Built into those forms are texts. The objects often align themselves in a way whereby they talk to each other. Finding that alignment can reveal humor, ambiguity, curiosity, tenderness, foreboding.
I’m not too keen to find other’s tripod holes. There are only two or three books that I have read twice. I make my stew a little different each time. At the market, I reach for the unfamiliar bottle of wine. But I return again and again to visit with my friends.
For the most part there are no answers gained from making photographs. They usually freeze another question in mid-air. Never quite getting there is very satisfying.

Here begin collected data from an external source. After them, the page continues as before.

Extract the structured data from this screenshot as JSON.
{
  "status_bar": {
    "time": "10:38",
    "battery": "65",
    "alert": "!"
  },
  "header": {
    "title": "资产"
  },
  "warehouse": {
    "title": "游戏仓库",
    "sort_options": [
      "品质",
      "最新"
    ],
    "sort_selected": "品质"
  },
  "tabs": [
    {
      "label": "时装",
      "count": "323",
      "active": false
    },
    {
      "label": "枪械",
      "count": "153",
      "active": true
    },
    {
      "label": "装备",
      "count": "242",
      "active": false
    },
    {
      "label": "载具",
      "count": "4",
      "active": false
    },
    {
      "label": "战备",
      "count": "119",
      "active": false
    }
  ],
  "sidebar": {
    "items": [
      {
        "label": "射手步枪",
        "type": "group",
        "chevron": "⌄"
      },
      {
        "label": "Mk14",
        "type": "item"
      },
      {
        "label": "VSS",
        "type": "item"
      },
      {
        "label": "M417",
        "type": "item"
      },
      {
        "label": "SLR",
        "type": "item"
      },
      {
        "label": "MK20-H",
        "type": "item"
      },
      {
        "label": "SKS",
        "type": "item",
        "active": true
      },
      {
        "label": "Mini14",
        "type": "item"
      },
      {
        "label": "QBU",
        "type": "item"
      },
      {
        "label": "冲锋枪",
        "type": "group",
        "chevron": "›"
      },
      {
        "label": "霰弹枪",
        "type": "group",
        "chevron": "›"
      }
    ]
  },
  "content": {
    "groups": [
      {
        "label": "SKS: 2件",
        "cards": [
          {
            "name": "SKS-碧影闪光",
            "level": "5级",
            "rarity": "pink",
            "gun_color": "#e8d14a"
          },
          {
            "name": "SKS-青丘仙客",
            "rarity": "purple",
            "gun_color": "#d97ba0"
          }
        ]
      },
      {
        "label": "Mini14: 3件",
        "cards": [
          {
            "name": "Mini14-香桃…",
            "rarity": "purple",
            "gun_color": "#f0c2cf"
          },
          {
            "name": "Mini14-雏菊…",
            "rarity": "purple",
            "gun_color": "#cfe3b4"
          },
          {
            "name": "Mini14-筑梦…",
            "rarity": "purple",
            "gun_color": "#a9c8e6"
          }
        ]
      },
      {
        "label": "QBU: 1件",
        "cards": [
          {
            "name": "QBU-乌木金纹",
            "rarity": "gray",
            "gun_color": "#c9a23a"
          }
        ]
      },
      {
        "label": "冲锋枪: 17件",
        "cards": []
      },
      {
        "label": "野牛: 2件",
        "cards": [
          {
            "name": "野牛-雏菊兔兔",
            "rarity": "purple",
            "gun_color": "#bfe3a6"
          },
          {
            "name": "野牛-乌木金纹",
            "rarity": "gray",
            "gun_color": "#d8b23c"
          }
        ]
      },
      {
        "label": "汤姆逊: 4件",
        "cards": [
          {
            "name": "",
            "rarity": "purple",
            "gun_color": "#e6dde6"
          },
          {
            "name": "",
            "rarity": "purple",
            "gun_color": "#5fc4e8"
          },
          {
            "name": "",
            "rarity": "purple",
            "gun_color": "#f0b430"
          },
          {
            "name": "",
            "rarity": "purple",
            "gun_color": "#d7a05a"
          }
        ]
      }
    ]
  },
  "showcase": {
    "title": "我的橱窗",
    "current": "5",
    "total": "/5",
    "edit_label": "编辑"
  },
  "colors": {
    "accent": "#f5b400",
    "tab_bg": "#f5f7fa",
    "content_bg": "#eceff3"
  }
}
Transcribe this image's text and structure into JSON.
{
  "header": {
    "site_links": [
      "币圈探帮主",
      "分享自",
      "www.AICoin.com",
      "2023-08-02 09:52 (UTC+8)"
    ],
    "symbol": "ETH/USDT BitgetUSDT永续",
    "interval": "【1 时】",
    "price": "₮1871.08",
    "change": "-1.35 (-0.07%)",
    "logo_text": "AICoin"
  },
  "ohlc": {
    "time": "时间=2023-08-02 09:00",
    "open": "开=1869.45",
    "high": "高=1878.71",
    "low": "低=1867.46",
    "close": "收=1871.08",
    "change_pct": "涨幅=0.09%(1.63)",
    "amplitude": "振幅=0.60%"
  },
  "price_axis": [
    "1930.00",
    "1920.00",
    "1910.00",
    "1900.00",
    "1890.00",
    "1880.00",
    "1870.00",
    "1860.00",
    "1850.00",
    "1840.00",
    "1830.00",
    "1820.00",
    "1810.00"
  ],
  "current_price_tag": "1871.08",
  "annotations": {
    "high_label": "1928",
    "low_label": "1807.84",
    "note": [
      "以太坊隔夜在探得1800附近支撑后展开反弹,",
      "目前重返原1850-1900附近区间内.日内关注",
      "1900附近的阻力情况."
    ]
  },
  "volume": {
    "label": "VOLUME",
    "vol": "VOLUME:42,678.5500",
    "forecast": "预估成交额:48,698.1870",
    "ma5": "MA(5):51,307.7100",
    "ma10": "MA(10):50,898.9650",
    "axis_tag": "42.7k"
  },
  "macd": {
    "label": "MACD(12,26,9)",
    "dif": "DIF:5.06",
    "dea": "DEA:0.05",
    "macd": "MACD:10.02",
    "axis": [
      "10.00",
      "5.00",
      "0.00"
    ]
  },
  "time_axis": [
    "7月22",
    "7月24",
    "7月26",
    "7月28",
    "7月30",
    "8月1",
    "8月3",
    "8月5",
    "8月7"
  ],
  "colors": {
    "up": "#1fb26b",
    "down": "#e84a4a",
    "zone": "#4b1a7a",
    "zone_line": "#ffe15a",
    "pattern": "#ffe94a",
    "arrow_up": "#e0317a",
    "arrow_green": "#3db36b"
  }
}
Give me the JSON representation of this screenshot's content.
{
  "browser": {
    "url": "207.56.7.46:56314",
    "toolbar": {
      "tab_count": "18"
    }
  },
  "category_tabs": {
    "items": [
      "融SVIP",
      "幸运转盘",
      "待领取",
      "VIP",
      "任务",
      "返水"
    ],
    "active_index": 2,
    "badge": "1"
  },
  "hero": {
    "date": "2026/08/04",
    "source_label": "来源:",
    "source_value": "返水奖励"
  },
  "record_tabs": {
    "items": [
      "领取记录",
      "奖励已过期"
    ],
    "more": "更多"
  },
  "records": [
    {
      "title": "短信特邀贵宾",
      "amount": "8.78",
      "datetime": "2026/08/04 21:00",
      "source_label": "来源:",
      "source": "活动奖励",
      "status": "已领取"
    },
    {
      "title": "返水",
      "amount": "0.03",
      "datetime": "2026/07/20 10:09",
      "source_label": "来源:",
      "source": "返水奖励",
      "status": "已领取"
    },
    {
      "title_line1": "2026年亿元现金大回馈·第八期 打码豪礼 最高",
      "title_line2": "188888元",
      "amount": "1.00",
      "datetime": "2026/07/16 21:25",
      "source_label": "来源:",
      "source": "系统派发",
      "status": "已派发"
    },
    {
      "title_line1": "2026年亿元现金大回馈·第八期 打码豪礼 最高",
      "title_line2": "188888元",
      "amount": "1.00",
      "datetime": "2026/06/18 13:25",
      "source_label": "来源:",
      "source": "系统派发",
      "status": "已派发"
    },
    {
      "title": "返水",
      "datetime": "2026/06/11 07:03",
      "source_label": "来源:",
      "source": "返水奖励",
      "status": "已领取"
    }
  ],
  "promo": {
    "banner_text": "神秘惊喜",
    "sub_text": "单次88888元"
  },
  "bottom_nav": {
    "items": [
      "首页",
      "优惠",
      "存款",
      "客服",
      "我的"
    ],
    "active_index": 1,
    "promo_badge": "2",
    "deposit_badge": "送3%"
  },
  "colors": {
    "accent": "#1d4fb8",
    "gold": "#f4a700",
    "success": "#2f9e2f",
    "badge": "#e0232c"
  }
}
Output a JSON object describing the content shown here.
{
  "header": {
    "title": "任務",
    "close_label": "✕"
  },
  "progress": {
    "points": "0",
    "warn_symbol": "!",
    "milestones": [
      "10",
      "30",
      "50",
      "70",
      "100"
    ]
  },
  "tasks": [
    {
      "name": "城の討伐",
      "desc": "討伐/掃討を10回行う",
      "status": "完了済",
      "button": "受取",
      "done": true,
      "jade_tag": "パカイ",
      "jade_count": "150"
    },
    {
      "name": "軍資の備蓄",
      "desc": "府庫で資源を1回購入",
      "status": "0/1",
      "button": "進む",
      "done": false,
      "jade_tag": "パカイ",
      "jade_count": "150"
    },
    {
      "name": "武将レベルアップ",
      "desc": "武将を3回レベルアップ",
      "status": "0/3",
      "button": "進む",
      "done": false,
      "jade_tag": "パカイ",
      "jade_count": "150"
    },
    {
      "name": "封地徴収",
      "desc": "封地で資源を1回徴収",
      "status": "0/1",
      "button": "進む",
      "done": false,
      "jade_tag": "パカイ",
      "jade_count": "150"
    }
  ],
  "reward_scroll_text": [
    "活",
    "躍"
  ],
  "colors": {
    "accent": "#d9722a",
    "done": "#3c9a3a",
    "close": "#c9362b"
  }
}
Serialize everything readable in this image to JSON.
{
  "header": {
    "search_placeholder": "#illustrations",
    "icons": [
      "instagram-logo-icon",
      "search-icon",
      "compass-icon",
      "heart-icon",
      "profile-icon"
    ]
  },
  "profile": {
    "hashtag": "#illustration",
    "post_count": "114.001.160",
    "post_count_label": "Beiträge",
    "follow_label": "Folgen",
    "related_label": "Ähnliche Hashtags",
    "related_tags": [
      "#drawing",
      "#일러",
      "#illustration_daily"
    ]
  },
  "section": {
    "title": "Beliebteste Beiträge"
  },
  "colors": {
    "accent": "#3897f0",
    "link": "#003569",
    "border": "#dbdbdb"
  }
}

— Pete Grady, Boise, Idaho
Since 2010 I have photographed with a view camera the fronts of neighborhood grocery stores in Paris by night. No human presence is fixed on the sensitive surface of the film, voluntarily.
Located in every neighborhood, often open late at night, those little grocery stores are typical (quintessential) of the Parisian urban landscape and urban life.
Point of exchange and meeting point for residents in the neighborhood, points of light in the sleepy town by night, these places gradually disappear, replaced by large retail chains.
With this disappearing it’s a page of French history intimately linked with North Africa that flies away, as well as know-how of how delicately to harmonize fruits and vegetables on colorful stalls, which still encounters the gray tarmac of the city to the delight of eyes — yes, but for how long?
— Marie Hamel, Paris
www.CDallairePaysagesLandscapes.ca
The photographs in Posts and Poles in Contemporary Landscapes are showing a reality impossible to forget and to not see, an invading presence in the urban landscape as much as in the rural landscape, stuck there in the ground, vertical more or less: the post or the pole.
Anyone with a camera, one day or another, has been frustrated by its annoying presence in his viewfinder; like a scar in the middle of a field, in front of a building or in the background behind someone. Here, instead of trying to remove it, I have used its presence to be part of the image, to create the landscape around it.